Я не знаю, как долго я сижу среди его вещей и смотрю в пустоту, но вскоре я слышу его голос за моей спиной.

— Если ты хотела немного прибраться, у меня есть немного грязной одежды в прачечной комнате, — нервно хихикает Зэндер, стоя в дверном проеме.

Я не поворачиваюсь к нему и не двигаюсь с места. По его смешку я понимаю, что он знает, почему я здесь. Его друг на работе, вероятно, рассказал ему о том, что случилось. Меня затошнило при мысли о том, что какой-то незнакомец знал больше о моей жизни, чем я. И что Зэндер доверился ему вместо меня.

— Как?

Я говорю ему только одно слово. Но этого слова достаточно. Он точно знает, о чем я спрашиваю. И он, вероятно, по своей комнате понял, что если он не скажет наконец мне правду, разрушения в его доме на этом не закончатся. Меня никогда не наполняло столько злости и боли. Мне должно быть стыдно за то, что я вела себя как ребенок и навела бардак, но мне не стыдно.

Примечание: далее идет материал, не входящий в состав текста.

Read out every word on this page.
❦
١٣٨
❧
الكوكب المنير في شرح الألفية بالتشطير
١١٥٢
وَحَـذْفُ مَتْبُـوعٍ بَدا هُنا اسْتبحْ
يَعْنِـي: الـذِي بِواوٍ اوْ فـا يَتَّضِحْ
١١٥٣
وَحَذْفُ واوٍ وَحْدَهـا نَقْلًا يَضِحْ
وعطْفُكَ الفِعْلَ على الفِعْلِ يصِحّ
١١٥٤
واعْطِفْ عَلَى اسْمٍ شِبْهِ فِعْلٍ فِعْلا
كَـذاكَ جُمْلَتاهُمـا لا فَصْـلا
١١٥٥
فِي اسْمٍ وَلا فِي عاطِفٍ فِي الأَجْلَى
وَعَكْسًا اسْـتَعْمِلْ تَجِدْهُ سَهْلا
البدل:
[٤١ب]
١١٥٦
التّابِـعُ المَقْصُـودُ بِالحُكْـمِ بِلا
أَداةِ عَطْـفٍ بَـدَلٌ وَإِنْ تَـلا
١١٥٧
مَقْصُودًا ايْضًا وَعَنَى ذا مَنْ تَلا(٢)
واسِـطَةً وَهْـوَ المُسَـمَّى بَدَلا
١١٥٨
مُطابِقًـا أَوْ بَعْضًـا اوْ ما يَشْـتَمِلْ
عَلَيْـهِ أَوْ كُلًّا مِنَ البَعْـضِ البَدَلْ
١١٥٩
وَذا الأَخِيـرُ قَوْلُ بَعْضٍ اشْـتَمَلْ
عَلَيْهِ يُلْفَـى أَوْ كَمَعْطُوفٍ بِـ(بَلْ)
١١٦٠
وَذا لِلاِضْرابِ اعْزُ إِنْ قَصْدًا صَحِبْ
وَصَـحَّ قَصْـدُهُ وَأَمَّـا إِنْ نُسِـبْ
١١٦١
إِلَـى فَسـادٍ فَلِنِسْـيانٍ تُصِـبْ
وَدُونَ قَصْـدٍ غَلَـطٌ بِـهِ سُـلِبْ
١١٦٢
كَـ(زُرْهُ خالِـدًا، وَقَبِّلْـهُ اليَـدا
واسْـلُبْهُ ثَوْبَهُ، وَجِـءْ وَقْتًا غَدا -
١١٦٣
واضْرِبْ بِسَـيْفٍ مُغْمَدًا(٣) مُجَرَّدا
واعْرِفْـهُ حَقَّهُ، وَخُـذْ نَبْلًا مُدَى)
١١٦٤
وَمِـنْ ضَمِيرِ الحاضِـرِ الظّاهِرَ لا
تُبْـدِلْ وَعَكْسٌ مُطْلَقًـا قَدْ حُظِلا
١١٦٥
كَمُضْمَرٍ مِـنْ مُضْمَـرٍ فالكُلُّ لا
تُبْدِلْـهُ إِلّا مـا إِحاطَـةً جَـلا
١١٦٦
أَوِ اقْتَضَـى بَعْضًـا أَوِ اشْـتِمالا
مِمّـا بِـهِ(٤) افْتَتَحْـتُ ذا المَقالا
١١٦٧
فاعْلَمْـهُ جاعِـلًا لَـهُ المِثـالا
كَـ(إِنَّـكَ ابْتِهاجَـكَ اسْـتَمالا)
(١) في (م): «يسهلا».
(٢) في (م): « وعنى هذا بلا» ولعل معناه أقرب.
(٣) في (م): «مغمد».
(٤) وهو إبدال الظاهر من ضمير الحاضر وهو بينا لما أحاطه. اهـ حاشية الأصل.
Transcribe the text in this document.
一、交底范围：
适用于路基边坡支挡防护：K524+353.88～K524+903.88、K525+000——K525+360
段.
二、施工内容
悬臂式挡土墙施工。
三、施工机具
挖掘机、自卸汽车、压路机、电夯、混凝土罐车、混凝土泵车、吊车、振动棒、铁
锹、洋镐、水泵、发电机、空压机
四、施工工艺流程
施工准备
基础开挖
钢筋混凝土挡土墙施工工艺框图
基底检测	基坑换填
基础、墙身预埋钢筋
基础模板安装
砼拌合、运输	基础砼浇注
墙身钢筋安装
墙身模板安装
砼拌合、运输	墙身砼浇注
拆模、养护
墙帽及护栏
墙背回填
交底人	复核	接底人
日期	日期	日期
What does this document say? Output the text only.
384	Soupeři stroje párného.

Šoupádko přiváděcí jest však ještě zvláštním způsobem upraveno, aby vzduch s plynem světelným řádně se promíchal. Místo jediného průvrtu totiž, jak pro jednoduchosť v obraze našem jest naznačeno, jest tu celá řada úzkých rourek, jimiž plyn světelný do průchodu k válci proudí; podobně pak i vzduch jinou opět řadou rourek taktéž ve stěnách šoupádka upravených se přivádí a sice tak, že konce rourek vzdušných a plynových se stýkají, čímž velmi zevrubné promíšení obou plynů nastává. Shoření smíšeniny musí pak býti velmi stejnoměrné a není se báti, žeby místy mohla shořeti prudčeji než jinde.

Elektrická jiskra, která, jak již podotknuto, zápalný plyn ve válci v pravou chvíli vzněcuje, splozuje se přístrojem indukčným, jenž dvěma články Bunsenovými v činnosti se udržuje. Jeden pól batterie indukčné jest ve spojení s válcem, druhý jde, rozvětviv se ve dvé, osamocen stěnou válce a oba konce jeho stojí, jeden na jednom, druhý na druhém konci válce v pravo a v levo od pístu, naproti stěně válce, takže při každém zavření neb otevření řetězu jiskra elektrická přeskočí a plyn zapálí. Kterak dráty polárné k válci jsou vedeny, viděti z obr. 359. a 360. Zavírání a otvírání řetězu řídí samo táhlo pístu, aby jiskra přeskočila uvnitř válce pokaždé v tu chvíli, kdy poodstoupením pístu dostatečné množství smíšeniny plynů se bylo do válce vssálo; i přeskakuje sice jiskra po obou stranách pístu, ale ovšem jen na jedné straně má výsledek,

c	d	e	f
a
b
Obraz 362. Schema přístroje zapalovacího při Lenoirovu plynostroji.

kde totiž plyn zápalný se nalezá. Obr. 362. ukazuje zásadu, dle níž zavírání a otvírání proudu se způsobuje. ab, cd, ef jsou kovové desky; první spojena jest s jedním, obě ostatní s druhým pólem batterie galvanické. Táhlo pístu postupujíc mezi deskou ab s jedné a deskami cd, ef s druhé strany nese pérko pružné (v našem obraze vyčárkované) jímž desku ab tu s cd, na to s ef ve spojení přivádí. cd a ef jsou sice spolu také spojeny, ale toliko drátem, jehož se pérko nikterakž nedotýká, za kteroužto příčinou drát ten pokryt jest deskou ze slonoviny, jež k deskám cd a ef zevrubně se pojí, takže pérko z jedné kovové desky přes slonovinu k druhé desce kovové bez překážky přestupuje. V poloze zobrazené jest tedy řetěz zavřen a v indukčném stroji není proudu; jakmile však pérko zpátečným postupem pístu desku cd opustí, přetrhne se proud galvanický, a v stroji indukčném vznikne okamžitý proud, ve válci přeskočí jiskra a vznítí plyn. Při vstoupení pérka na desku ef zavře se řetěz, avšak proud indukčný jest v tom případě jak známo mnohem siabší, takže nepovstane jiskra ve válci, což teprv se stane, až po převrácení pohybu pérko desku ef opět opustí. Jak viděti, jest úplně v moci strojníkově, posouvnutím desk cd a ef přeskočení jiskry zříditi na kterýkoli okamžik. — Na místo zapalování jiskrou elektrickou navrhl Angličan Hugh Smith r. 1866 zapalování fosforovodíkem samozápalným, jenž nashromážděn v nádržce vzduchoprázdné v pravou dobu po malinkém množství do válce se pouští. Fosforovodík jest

— Я был ее специалистом по химиотерапии, когда ей поставили диагноз. Я был первым, кто поставил ей диагноз лейкемии. И за те два года, пока она была больна, случалось так, что я все время был на дежурстве, когда она приходила на прием. Я начал забирать ее из приемной и приводить ее на обследования сам, вместо медсестры. У нас было много времени на разговоры.

Я закрыла глаза и подумала о том, сколько раз мама ходила на МРТ или рентген и иные обследования. И до меня дошло, что у нее было много времени на разговоры с ним, много времени, чтобы поговорить о ее жизни и единственной дочери.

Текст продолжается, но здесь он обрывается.